Rashid Johnson: Anxious Men

Page 37

When I stepped out of the shower, I thought I heard my youngest sister whimpering. She had been sleeping with my mother for almost a year now, ever since my stepfather left. Well, truth is, he didn’t exactly leave on his own. The day after he urinated on the bedroom rug because he was so drunk he thought he was in the bathroom and followed up with putting his cigarette out on the night table because he thought he saw an ash tray there, my mother finally had enough. Late that night, she packed his clothes in two old suitcases that were already sitting by the front door when I left for school that morning. We never saw him again. I wrapped the towel around myself and stepped just outside of the bathroom door. For sure that was Ella I heard, no longer whimpering but crying out loud. I walked a few steps down the hallway and cracked open the door to my mother’s bedroom. On seeing me, Ella shouted my name. I started to say “shhhh” so she wouldn’t wake my mother, who had not been sleeping well. Lately, I often heard my mother walking around our small townhouse at night. Sometimes she was weeping softly. Once when I got up to go and comfort her, she reached out to give me a hug before I could initiate one and whispered in my ear “Don’t let me be misunderstood.” I found that strange, even a little frightening.
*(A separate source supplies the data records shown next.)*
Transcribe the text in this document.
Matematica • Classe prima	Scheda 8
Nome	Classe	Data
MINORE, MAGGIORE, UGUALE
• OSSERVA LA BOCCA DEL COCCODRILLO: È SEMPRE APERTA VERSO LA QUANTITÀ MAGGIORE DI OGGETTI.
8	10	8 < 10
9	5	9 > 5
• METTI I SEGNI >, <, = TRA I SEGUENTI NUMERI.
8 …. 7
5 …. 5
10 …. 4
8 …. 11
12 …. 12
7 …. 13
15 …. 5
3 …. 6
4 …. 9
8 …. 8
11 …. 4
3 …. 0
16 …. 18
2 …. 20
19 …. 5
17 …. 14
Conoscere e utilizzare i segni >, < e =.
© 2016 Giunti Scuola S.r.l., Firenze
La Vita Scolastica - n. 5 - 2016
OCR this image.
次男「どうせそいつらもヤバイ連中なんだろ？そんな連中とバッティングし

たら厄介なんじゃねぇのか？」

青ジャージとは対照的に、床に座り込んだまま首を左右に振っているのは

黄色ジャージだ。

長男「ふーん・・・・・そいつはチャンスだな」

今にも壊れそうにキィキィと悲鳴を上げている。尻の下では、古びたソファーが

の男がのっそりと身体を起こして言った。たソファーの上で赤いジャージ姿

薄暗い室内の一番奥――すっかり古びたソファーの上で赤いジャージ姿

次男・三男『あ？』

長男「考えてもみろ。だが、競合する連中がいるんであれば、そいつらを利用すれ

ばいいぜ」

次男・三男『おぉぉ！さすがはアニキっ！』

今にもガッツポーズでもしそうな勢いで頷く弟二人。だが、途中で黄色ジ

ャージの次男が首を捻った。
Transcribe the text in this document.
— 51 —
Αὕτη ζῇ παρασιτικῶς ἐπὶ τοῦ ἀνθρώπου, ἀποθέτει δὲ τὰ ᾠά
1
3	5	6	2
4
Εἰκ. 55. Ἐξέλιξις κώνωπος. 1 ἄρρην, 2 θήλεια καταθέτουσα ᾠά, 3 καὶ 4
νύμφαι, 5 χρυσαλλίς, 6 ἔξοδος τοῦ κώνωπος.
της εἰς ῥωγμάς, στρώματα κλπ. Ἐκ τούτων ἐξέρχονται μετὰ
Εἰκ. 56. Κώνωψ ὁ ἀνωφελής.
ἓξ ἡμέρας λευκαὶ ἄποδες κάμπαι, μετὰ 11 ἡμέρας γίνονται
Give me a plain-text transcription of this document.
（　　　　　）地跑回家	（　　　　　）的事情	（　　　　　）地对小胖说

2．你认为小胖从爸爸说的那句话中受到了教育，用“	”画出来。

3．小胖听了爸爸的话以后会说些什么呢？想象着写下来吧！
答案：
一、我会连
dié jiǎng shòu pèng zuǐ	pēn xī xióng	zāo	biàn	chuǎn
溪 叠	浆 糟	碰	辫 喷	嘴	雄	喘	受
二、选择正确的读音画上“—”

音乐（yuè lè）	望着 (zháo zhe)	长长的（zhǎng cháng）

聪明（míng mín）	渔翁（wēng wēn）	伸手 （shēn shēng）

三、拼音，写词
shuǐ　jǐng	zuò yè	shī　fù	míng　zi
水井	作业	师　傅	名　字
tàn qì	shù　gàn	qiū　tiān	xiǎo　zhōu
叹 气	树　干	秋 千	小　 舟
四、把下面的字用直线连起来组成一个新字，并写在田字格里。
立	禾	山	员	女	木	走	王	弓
But a few days later when I heard it blasting from the hi-fi and heard my mother singing it along with Nina Simone, I felt better. “It’s just a song,” I told myself. Ella drew my attention back to the present as she pleaded with me, “I can’t move Mommy,” she said, “I heard something under the bed that made me scared but I couldn’t wake her up!” I approached the bed where my mother lay, looking so peaceful. Eerily peaceful.